Por que diabos estou lhe dando tantas informações a meu respeito?
— Gemma. É um lindo nome, para uma linda jovem, creio eu. Mas você é o caçula, o filho homem, o responsável por passar o nome Styles adiante. Seus pais devem adorá-lo como um deus, estou certo, meu estimado bebê girafa?
Olho para baixo sem entender o que ele quer com aquilo e como está adivinhando tão bem coisas sobre eles.
— Tipo isso.
— O que acha que Anne faria se soubesse que o doce anjinho dela está carregando outro anjinho? Ou quem sabe o Des, hein? Será que ele ficaria com a chegada do netinho? A propósito, você tem um namorado, Harry? — Suas palavras são denotadas de uma perversidade e zombaria que me enjoam. Luto para me soltar e seu aperto só se intensifica e ele me puxa para mais perto — Deixa eu adivinhar ele não está nem aí pra você e mesmo que tivesse não daria em nada, porque você é um poço de perigo, primeiro por ser homossexual, depois por estar esperando um bebê quando todos sabem que é proibido. A sua existência é um crime, Styles! Se alguém suspeitasse, Deus, você estaria perdido.
— Você vai me entregar?
— Não, minha criança. — As pontas de seus dedos acariciam a lateral do meu rosto, descendo até minha boca — Eu quero te ajudar. Fazê-lo rico! — Franzo as sobrancelhas, sem entender e ele pressiona o indicador em meu lábio inferior — Mas eu vou precisar de um favor.
— Que favor?
Louis levanta minha mão até sua boca e beija lentamente cada um dos meus dedos e não há nada de sensual ou romântico no que faz, pelo contrário, é frio e mórbido. Seus toques me assustam.

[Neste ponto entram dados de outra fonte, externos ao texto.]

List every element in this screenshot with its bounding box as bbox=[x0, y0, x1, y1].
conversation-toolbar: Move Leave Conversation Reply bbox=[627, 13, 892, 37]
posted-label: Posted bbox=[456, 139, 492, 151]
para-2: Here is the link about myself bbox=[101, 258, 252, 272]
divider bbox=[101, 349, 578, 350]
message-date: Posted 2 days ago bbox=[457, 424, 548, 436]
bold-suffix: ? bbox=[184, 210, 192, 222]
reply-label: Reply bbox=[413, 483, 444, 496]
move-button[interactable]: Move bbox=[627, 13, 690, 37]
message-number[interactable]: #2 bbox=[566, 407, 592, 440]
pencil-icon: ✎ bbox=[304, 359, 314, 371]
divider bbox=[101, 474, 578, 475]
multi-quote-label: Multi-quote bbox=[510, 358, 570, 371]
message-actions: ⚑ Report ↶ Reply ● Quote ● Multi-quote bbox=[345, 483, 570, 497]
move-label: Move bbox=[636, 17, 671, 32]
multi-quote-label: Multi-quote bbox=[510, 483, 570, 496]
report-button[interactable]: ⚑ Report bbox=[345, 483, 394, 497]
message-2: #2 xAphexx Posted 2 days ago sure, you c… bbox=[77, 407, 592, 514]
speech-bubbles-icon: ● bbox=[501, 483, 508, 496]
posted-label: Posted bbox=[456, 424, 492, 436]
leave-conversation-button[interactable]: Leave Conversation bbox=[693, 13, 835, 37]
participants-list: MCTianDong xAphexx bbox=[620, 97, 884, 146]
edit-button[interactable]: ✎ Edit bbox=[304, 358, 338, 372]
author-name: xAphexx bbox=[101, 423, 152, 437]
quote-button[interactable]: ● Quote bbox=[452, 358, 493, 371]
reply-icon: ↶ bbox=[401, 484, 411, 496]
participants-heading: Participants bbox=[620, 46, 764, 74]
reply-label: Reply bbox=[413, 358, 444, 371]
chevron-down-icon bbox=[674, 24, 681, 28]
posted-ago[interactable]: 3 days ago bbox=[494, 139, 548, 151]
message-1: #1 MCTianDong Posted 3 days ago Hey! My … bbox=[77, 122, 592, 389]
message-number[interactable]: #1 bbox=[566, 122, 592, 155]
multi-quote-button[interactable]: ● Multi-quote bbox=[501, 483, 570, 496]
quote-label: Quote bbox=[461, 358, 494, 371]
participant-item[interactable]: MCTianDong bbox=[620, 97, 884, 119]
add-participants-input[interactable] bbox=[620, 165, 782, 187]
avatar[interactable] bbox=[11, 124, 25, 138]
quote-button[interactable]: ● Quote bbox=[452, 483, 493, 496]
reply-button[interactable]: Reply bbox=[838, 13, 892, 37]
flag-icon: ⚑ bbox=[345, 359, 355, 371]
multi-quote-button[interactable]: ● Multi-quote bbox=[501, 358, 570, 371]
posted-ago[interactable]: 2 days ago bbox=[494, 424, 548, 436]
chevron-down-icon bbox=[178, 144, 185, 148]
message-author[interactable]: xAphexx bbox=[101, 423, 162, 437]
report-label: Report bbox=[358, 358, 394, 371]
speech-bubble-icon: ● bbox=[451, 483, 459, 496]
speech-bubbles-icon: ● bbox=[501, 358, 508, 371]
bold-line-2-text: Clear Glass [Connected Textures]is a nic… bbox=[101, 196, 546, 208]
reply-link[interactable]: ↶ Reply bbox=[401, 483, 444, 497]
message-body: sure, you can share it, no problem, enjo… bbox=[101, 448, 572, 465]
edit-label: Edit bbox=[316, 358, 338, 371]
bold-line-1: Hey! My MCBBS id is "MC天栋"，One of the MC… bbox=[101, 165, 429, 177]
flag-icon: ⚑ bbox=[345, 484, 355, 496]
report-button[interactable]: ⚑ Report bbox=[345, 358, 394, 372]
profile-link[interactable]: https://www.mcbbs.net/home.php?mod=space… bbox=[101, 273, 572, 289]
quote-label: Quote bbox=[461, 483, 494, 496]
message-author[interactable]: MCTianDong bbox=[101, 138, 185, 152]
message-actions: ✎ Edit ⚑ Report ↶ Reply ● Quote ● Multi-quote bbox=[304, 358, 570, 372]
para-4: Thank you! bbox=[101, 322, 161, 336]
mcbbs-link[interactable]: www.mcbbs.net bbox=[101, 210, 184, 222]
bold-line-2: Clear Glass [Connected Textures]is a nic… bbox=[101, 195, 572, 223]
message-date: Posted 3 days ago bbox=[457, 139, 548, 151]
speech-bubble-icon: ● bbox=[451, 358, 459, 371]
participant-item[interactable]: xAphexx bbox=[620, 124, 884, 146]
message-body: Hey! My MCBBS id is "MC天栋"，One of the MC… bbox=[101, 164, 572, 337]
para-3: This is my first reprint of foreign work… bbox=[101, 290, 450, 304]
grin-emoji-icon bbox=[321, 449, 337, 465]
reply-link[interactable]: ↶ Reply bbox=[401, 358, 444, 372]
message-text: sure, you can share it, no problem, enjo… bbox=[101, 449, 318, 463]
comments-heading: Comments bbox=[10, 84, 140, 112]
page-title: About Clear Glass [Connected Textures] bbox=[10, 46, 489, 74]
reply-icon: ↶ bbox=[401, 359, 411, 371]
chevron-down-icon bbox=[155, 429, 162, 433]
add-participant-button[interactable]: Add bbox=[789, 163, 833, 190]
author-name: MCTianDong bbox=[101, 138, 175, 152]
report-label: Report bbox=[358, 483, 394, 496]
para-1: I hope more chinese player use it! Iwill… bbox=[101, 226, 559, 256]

— Pegue o remédio pra mim, girafinha. — Torço o nariz, mas faço o que ele pede porque não é como se eu tivesse muita escolha. Encontro o pequeno frasco azulado e levo até ele — Pingue duas gotas no meu liquor.

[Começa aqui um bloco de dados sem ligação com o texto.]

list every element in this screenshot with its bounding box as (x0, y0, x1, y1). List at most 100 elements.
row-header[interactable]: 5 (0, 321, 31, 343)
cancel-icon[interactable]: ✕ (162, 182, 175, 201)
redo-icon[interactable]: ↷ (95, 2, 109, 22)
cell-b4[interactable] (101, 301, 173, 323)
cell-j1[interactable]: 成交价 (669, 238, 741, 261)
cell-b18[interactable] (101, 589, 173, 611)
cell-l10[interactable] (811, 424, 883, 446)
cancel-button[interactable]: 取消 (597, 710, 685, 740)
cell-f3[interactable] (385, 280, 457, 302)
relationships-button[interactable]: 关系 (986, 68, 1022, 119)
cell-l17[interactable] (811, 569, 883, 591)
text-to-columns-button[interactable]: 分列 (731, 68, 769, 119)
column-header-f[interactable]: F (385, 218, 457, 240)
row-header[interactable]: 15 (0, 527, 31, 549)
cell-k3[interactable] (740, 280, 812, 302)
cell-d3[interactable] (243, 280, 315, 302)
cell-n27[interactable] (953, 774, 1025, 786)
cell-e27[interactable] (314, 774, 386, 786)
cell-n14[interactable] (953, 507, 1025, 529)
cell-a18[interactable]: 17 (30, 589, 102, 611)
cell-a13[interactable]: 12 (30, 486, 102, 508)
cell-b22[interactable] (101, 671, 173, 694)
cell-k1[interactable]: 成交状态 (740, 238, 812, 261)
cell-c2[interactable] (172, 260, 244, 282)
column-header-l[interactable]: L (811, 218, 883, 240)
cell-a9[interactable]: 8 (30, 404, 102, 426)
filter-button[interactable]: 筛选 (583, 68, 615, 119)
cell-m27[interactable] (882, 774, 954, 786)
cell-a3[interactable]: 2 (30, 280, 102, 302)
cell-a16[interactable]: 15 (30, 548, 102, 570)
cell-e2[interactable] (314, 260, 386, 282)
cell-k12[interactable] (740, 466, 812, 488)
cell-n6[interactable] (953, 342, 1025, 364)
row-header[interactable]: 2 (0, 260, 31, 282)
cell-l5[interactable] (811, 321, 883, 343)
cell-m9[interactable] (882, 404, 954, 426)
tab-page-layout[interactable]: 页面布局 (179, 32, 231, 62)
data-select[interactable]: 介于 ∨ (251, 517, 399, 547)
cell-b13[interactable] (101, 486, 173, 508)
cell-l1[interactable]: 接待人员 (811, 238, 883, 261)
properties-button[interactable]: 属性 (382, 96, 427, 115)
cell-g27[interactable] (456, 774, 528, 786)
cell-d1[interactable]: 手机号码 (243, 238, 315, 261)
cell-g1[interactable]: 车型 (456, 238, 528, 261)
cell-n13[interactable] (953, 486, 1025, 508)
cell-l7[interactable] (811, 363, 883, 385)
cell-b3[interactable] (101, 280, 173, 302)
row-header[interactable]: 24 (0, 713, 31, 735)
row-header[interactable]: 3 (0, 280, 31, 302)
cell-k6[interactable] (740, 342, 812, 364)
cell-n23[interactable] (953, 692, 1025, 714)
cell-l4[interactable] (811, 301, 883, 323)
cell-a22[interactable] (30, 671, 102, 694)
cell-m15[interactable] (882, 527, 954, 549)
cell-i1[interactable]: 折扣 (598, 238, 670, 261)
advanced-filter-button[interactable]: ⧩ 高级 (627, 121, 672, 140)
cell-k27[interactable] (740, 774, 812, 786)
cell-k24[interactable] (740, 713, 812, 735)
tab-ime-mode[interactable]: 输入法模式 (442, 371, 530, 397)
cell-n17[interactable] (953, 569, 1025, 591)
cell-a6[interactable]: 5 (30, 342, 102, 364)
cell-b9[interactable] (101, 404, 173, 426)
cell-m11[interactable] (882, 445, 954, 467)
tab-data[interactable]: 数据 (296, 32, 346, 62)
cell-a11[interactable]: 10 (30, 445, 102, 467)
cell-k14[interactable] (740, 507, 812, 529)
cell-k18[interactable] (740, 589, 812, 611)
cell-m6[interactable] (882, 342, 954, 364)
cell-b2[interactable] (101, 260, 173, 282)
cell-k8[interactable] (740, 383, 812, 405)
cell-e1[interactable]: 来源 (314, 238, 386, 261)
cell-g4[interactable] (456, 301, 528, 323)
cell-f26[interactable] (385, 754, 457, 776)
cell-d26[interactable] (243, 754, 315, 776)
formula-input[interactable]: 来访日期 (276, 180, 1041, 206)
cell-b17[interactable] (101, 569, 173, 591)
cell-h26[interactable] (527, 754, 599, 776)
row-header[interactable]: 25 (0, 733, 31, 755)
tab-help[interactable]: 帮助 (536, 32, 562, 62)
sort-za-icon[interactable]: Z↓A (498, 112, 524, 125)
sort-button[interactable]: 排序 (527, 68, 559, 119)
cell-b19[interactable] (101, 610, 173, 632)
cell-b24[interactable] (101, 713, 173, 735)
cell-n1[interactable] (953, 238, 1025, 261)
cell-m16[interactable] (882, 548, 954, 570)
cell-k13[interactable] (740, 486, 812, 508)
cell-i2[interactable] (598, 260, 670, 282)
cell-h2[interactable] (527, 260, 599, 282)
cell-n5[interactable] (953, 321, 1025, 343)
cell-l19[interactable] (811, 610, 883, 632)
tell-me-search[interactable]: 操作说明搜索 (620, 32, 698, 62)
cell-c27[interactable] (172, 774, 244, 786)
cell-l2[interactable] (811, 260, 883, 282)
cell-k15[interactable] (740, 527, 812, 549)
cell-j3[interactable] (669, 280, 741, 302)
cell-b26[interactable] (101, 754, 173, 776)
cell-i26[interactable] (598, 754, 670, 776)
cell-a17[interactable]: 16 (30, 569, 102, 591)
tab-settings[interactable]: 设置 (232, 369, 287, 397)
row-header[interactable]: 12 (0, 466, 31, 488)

Faço o que ele me pede e entrego sua bebida. Louis a toma num único gole e sorri satisfeito.
— Para que serve isso? — Pergunto, me sentando no sofá ao seu lado.
— Para acabar com a dor. — Suspira, tateando a garrafa e conseguindo encher novamente seu copo — Para sempre.
— Como...?
— É simples, Harry. Você me dará duas doses ao dia deste remédio por três dias e ao fim do terceiro, eu terei uma parada cardíaca. Eu vou morrer e você será o meu herdeiro, você e seu bebê ficarão milionários. — Disse com um sorriso largo no rosto como se não estivesse tramando sua morte.
— Louis...
— Shhh.... — Escutamos o trinco da porta e Charlotte está de volta, sorrindo e falando sobre o casamento sem sequer imaginar o que seu irmão tem em mente para os próximos dias.